Leveraging longtime ties

Newsom has been eager to pick up the bipartisan climate diplomacy mantle from previous administrations. Former Gov. Arnold Schwarzenegger (R) championed regional climate action through the United Nations, and his successor, Gov. Jerry Brown (D), signed hundreds of subnational officials to his pledge to keep temperatures from rising more than 2 degrees Celsius. Brown also famously traveled to China to tout state-level action after President Donald Trump withdrew the United States from the U.N. Paris climate agreement.

Key players on the California side include:

  • Lauren Sanchez, Newsom's climate adviser and a former senior adviser to Kerry
  • Yana Garcia, secretary of the California Environmental Protection Agency, who's been working with Mexico on coordinating clean-truck and recycling rules
  • Crowfoot, who has been discussing flood resilience with Australia and wildfire management with Canada 

Sanchez said California often has just as much to learn from its international partners as it has to share. Hainan “has an even more aggressive zero-emissions vehicle mandate than we do," she said. "There’s a real opportunity for us to learn about how they’re thinking about incentive structures and regulations, and there’s obviously a lot of in-country manufacturing over in China."



Academics are also playing key roles, leveraging longstanding ties that stretch across administrations.

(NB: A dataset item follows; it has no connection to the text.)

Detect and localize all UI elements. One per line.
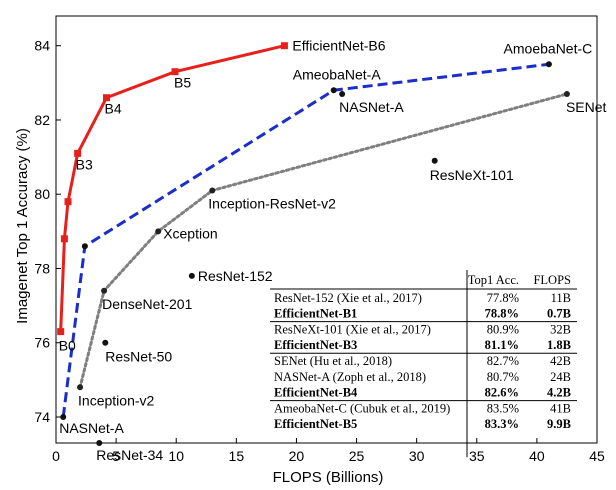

Yunshi Wang, director of UC Davis' China Center for Energy and Transportation, first got to know Beijing party official Feng Fei in 2013 when he brought Tom Cackette, a former Air Resources Board deputy executive officer, to China to talk about the state's zero-emission vehicle mandate. Fei later became Hainan's party secretary, paving the way for the recent agreement.

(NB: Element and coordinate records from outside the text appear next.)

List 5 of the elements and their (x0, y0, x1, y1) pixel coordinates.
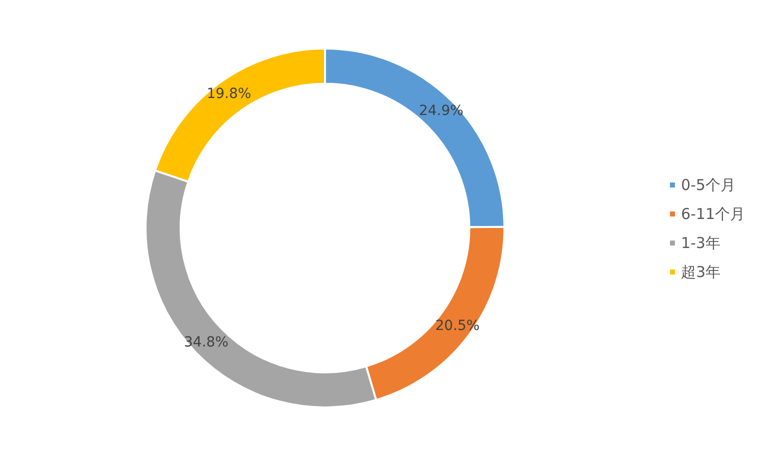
data-label: 19.8% (206, 86, 252, 102)
legend-label: 超3年 (680, 263, 721, 281)
legend-label: 1-3年 (680, 234, 720, 252)
legend-label: 6-11个月 (680, 205, 746, 223)
legend-label: 0-5个月 (680, 176, 736, 194)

"Beijing was wrapped in soupy air," Wang said. “He saw the benefits of those collaborations and the good part of the policy coming out of California."


Much of the diplomacy is also conducted through the California-China Climate Institute, a think tank that Brown established at UC Berkeley after leaving office in 2019 that often partners with Tsinghua University in Beijing.

“We've, on a continuing basis, been working on various kinds of papers with Chinese scholars that get into the specifics about various climate policies," said Nichols, who now serves as vice chair of the Berkeley institute. "That's not something that the State Department can do right now or is doing."

Treading carefully

That's not to say California is immune to geopolitical winds. Wang said he made sure not to include any mention of investment or technology exchange as he was helping draft the Hainan agreement. “Right now we are trying to avoid that,” said Wang. “These are thorny issues for Washington.”



Subnational players like California also have inherent limitations. "As national governments find themselves more and more paralyzed, it's not a bad idea to have states and cities form more concrete relationships," said Orville Schell, director of the Asia Society's Center on U.S.-China relations. "But they have to be mindful — you know, you don't want to stray into the microchip world. You don't want to stray into areas that have implications for national security, because more and more people are beginning to wonder if competition with China could actually turn into a military conflict.”

California has learned from its years of trying to forge ties with other governments. Despite repeated attempts to link greenhouse gas markets, it's only managed to sign up one trading partner — the Canadian province of Quebec. It's focusing more now on traditional trade ties, with Lt. Gov. Eleni Kounalakis recently leading a delegation to Japan of some 80 renewable energy and transportation industry executives.

State officials still see their diplomatic work as one of the key pillars of their push for carbon neutrality.

"The formal linkages are not working that well yet," said Dan Sperling, an Air Resources Board member and founding director of UC Davis' Institute of Transportation Studies. "So mostly what we're doing is adopting aggressive requirements on industry — cars, trucks, buses, fuels — and hoping they're replicated around the world."